The Tokyo metropolitan government on Thursday began dishing out some 240,000, half-liter bottles of water to families with infants, with a three-bottle limit per-infant being applied by the government.
Chief Cabinet Secretary Yukio Edano told a news conference that the government will ask makers to increase their output of bottled water, whilst hinting that the government may call for emergency imports of bottled water to deal with the rise in demand and people hoarding large supplies.
Edano, Japan's top government spokesperson, on Thursday said that the levels of radioactive iodine found in Tokyo's water supply on Thursday were not harmful to the health of humans if ingested and called for the public, particularly those without infants, to stop panic-buying and draining the nation's dwindling supplies.

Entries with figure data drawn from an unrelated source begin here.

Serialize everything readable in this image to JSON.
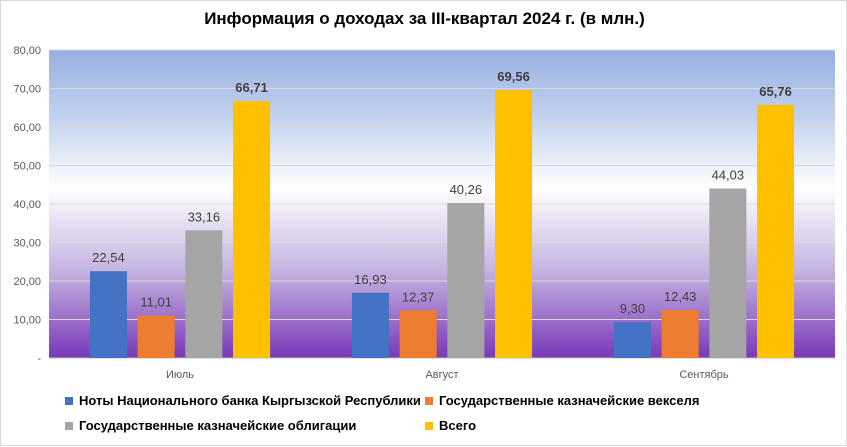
{
  "chart_data": {
    "type": "bar",
    "title": "Информация о доходах за III-квартал 2024 г. (в млн.)",
    "categories": [
      "Июль",
      "Август",
      "Сентябрь"
    ],
    "series": [
      {
        "name": "Ноты Национального банка Кыргызской Республики",
        "color": "#4472c4",
        "values": [
          22.54,
          16.93,
          9.3
        ],
        "labels": [
          "22,54",
          "16,93",
          "9,30"
        ]
      },
      {
        "name": "Государственные казначейские векселя",
        "color": "#ed7d31",
        "values": [
          11.01,
          12.37,
          12.43
        ],
        "labels": [
          "11,01",
          "12,37",
          "12,43"
        ]
      },
      {
        "name": "Государственные казначейские облигации",
        "color": "#a5a5a5",
        "values": [
          33.16,
          40.26,
          44.03
        ],
        "labels": [
          "33,16",
          "40,26",
          "44,03"
        ]
      },
      {
        "name": "Всего",
        "color": "#ffc000",
        "values": [
          66.71,
          69.56,
          65.76
        ],
        "labels": [
          "66,71",
          "69,56",
          "65,76"
        ]
      }
    ],
    "ylim": [
      0,
      80
    ],
    "yticks": [
      0,
      10,
      20,
      30,
      40,
      50,
      60,
      70,
      80
    ],
    "ytick_labels": [
      "-",
      "10,00",
      "20,00",
      "30,00",
      "40,00",
      "50,00",
      "60,00",
      "70,00",
      "80,00"
    ],
    "grid": true,
    "legend_position": "bottom"
  }
}
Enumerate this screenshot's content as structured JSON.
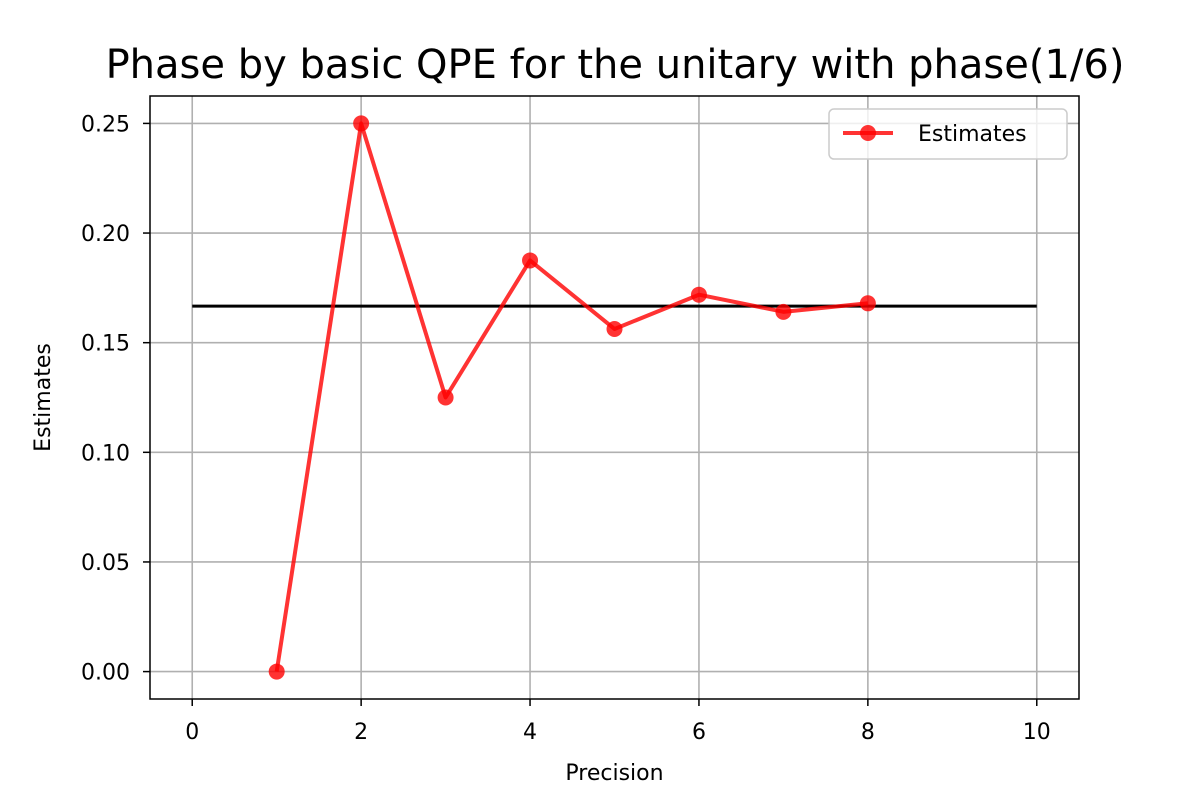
{
  "chart_data": {
    "type": "line",
    "title": "Phase by basic QPE for the unitary with phase(1/6)",
    "xlabel": "Precision",
    "ylabel": "Estimates",
    "xlim": [
      -0.5,
      10.5
    ],
    "ylim": [
      -0.0125,
      0.2625
    ],
    "xticks": [
      0,
      2,
      4,
      6,
      8,
      10
    ],
    "xtick_labels": [
      "0",
      "2",
      "4",
      "6",
      "8",
      "10"
    ],
    "yticks": [
      0.0,
      0.05,
      0.1,
      0.15,
      0.2,
      0.25
    ],
    "ytick_labels": [
      "0.00",
      "0.05",
      "0.10",
      "0.15",
      "0.20",
      "0.25"
    ],
    "grid": true,
    "legend_position": "upper right",
    "series": [
      {
        "name": "Estimates",
        "color": "#ff0000",
        "marker": "circle",
        "x": [
          1,
          2,
          3,
          4,
          5,
          6,
          7,
          8
        ],
        "y": [
          0.0,
          0.25,
          0.125,
          0.1875,
          0.15625,
          0.171875,
          0.1640625,
          0.16796875
        ]
      }
    ],
    "reference_line": {
      "color": "#000000",
      "x": [
        0,
        10
      ],
      "y": [
        0.16667,
        0.16667
      ]
    }
  }
}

As fear of radioactive contamination has spread following the March 11 earthquake and tsunami crippling a nuclear power plant in Fukushima Prefecture, 240 km northeast of Tokyo, the government has also started monitoring soil, seawater and air around the plant to evaluate the pollution and its impact on agricultural and fishery products.
A number of countries including South Korea, Singapore and the U.S. have imposed tough restrictions on food imports from Japan, with some countries opting for wholesale bans on vegetables, fruit, milk and milk products having found levels of radiation in the produce that far exceed legal limits.
The U.S. Food and Drug Administration (FDA) has banned imports of dairy products and vegetables from the vicinity of the troubled Fukushima No. 1 nuclear power plant and Japan's National Federation of Agricultural Cooperative Associations halted shipments of potentially contaminated produce in the region earlier in the week.